- Play
-
Tratto dal podcast
Fino alle otto di mer 18/03 (terza parte)
Coronavirus | 2020-03-18
Il primo cittadino di Segrate, Paolo Micheli, racconta a Radio Popolare la situazione nel comune alle porte di Milano e parla delle difficoltà che i cittadini e l’amministrazione stanno affrontando in queste settimane tra intere famiglie in quarantena, concittadini ricoverati in ospedale e una parte della popolazione più giovane che fa fatica ad adattarsi alle misure restrittive.
L’intervista di Serena Tarabini a Fino Alle Otto.
Com’è la situazione nel vostro comune?
Purtroppo ieri abbiamo avuto un secondo deceduto. Ci sono diversi miei concittadini che si trovano in ospedale in una situazione drammatica. Li stiamo monitorando insieme alle autorità sanitarie e le famiglie, stiamo cercando di capire come procedono le loro vite in ospedale.
Ufficialmente a Segrate ci sono una ventina di cittadini con coronavirus, ma le informazioni che ci danno i medici di base sono un po’ diverse: probabilmente i numeri sono un po’ più alti. E poi c’è una quantità di persone in quarantena. Noi registriamo spavento e molta agitazione in tutte le famiglie colpite da questa malattia. Dall’altro lato riscontriamo degli atteggiamenti di superficialità. È complicato per noi sindaci cercare di costringere la popolazione, soprattutto i più giovani, a rimanere a casa.
Continuo a pensare che la persuasione sia più utile delle sanzioni. Oggi la cosa che deve starci a cuore è la nostra vita, ma i ragazzi fanno un po’ fatica a capirlo. Andiamo in giro coi megafoni per dire alle persone di rimanere a casa. Credo ci sia anche una responsabilità della politica. All’inizio, quando è arrivata la prima ondata di questo virus, la politica avrebbe dovuto dare fin dal principio regole stringenti. E invece ci stiamo arrivando passo dopo passo. Non voglio giustificare questi atteggiamenti, ma arrivandoci passo dopo passo questa cosa potrebbe aver generato un po’ di confusione. Siamo arrivati un po’ tardi alla chiusura totale e forse all’inizio il messaggio è stato un po’ confuso. Io ogni giorno chiamo le famiglie che sono in quarantena o i loro parenti. Ieri ho chiamato una famiglia per sapere come stava il padre e mi hanno risposto con voce rotta che era appena morto. Noi non eravamo ancora stati avvistati, è stato sconvolgente anche per me. Ho chiamato un anziano che si trovava in ospedale per COVID-19, piangeva a dirotto perché la moglie malata di tumore aveva preso il COVID-19 in un altro ospedale. Non la vede da due settimane, non aveva sue notizie da giorni e ad un certo punto è arrivata una chiamata dall’altro ospedale dicendogli che avrebbero dimesso la moglie perché avevano bisogno di posti letto. Era disperato perché la moglie non è in grado di stare da sola e mi chiedeva un supporto.

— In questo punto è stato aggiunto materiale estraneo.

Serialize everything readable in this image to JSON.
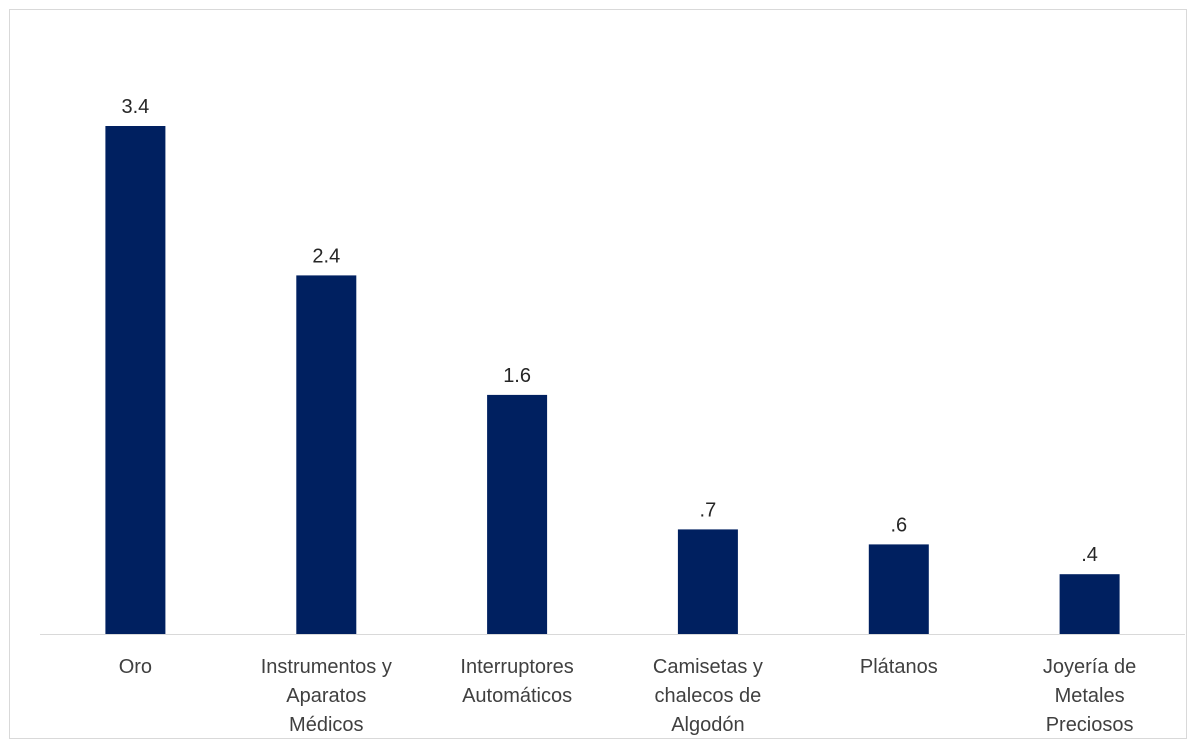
{
  "chart_data": {
    "type": "bar",
    "title": "",
    "xlabel": "",
    "ylabel": "",
    "categories": [
      [
        "Oro"
      ],
      [
        "Instrumentos y",
        "Aparatos",
        "Médicos"
      ],
      [
        "Interruptores",
        "Automáticos"
      ],
      [
        "Camisetas y",
        "chalecos de",
        "Algodón"
      ],
      [
        "Plátanos"
      ],
      [
        "Joyería de",
        "Metales",
        "Preciosos"
      ]
    ],
    "values": [
      3.4,
      2.4,
      1.6,
      0.7,
      0.6,
      0.4
    ],
    "data_labels": [
      "3.4",
      "2.4",
      "1.6",
      ".7",
      ".6",
      ".4"
    ],
    "ylim": [
      0,
      3.4
    ],
    "grid": false,
    "legend": "none",
    "bar_color": "#002060",
    "axis_color": "#d9d9d9"
  }
}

Ho chiamato un’altra famiglia di un ammalato che si trova in ospedale per capire com’era la situazione e ho scoperto che una signora di 86 anno era rimasta da sola e che non stava mangiando da tre giorni. Il dramma di questa malattia è davvero complesso e va a colpire in maniera profonda la parte più fragile della nostra popolazione. Questo è davvero il tempo della responsabilità, è il momento di mettere da parte i nostri egoismi.
Anche lei è sottoposto a questo regime restrittivo. Come fa a conciliare i suoi impegni da amministratore con queste limitazioni?
A Segrate abbiamo contingentato il personale e attivato lo smart working per tutti i casi in cui era possibile. L’edificio del comune è abbastanza svuotato e portiamo avanti quelle che sono le funzioni essenziali.
Io continuo ad andare in comune insieme ai collaboratori più stretti, ma quello che faccio è anche cercare di aggiornare la popolazione su quello che sta succedendo. Cerco di fare da megafono delle informazioni per raccontare la complessità e la delicatezza del momento. Sono in isolamento sia a lavoro che a casa.